When you think of a private, catholic high school the first image that comes to your mind is probably not a woodworking shop or a cosmetology studio. But Mercy CTE High School is just that and in a category all by itself: a private, catholic vocational high school. Founded in 1950 by the Sisters of Mercy, the school is similar to Abbott Tech. It offers a full range of CTE programs, provides both a complete high school degree as well as work experience by the time students graduate, and sees the majority of upperclassmen engaged in a work-study program. According to Catherine Glatts, VP of CTE Education at Mercy, 1/3 of the graduates go straight into a job, 1/3 go directly to college (either 2 year or 4 year) and 1/3 combine work with part time post-secondary classes. The school is known for its strong work ethic among graduates in addition to their technical skills; they enjoy a 97% attendance rate and a 99% graduation rate. Ms. Glatts is as rare as the school is: a high school administrator who tells students "go to college when you think you are ready - not because it's what society tells you you should do."

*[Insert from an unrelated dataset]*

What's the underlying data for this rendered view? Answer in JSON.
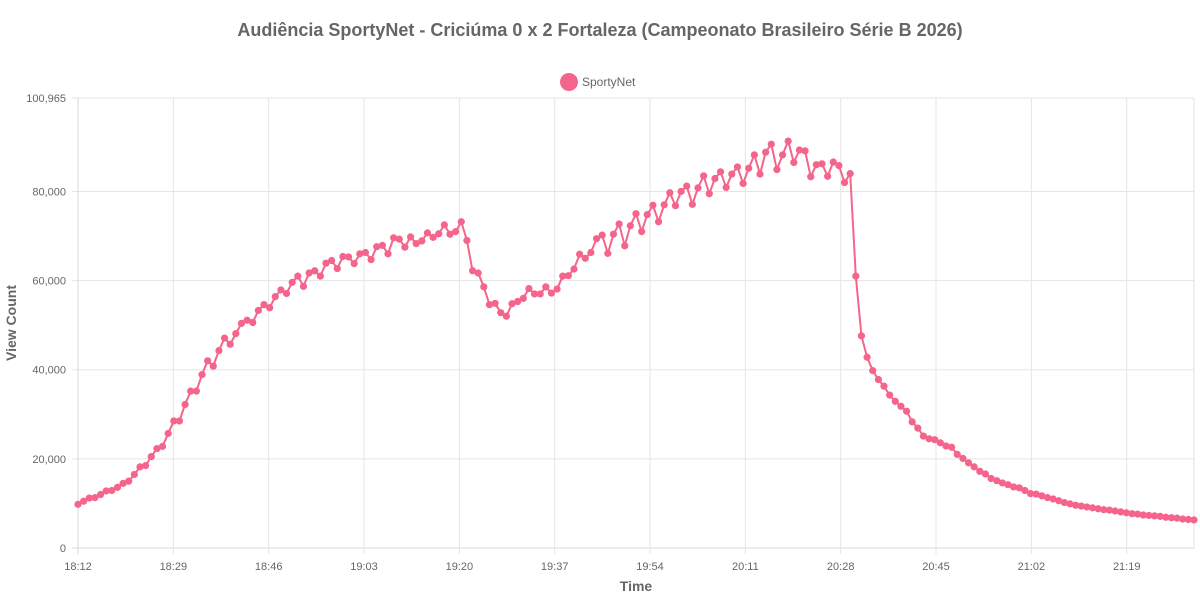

One advantage Mercy, Abbott and other CTE high schools often enjoy is that many students chose to go there, going through a rigorous and competitive entrance selection process demonstrating that they are serious about learning a marketable vocation upon graduating. Like Abbott Tech, Mercy grads enjoy a serious advantage over their peers in Philadelphia - a degree and a job upon graduation.

But Wait...There's More

Don't think that the above examples are all that's out there. Most blogging manuals tell you to try and keep your posts under 2,000 words. So in the interest of brevity, here are a few other examples where the top of the skilled labor funnel is being courageously filled.

Minuteman is internationally recognized as a top CTE high school, offering 15 different program areas. MA has an active and prospering network of state vocational high schools. Like Abbott and Mercy, there's a significant waiting list of over 3500 students statewide according to the Boston Globe.

Approximately 1/3 of all 8th grade students will apply to one of the 4 vocational high schools in New Castle County, DE.

Instead of dedicated high schools, Nashville has innovatively embedded CTE programs within existing high schools with fantastic results. Attendance rates have gone up dramatically and students are more engaged in learning a marketable skill and enjoy co-op work/study programs.

No list would be complete without mention of NY's Boards of Cooperative Education Services. Partnering with school districts statewide its mission is broader than just CTE education. However, they engage more than 35,000 students in CTE programs and partner with more than 3000 local businesses as advisors to achieve incredible scale in the Empire State.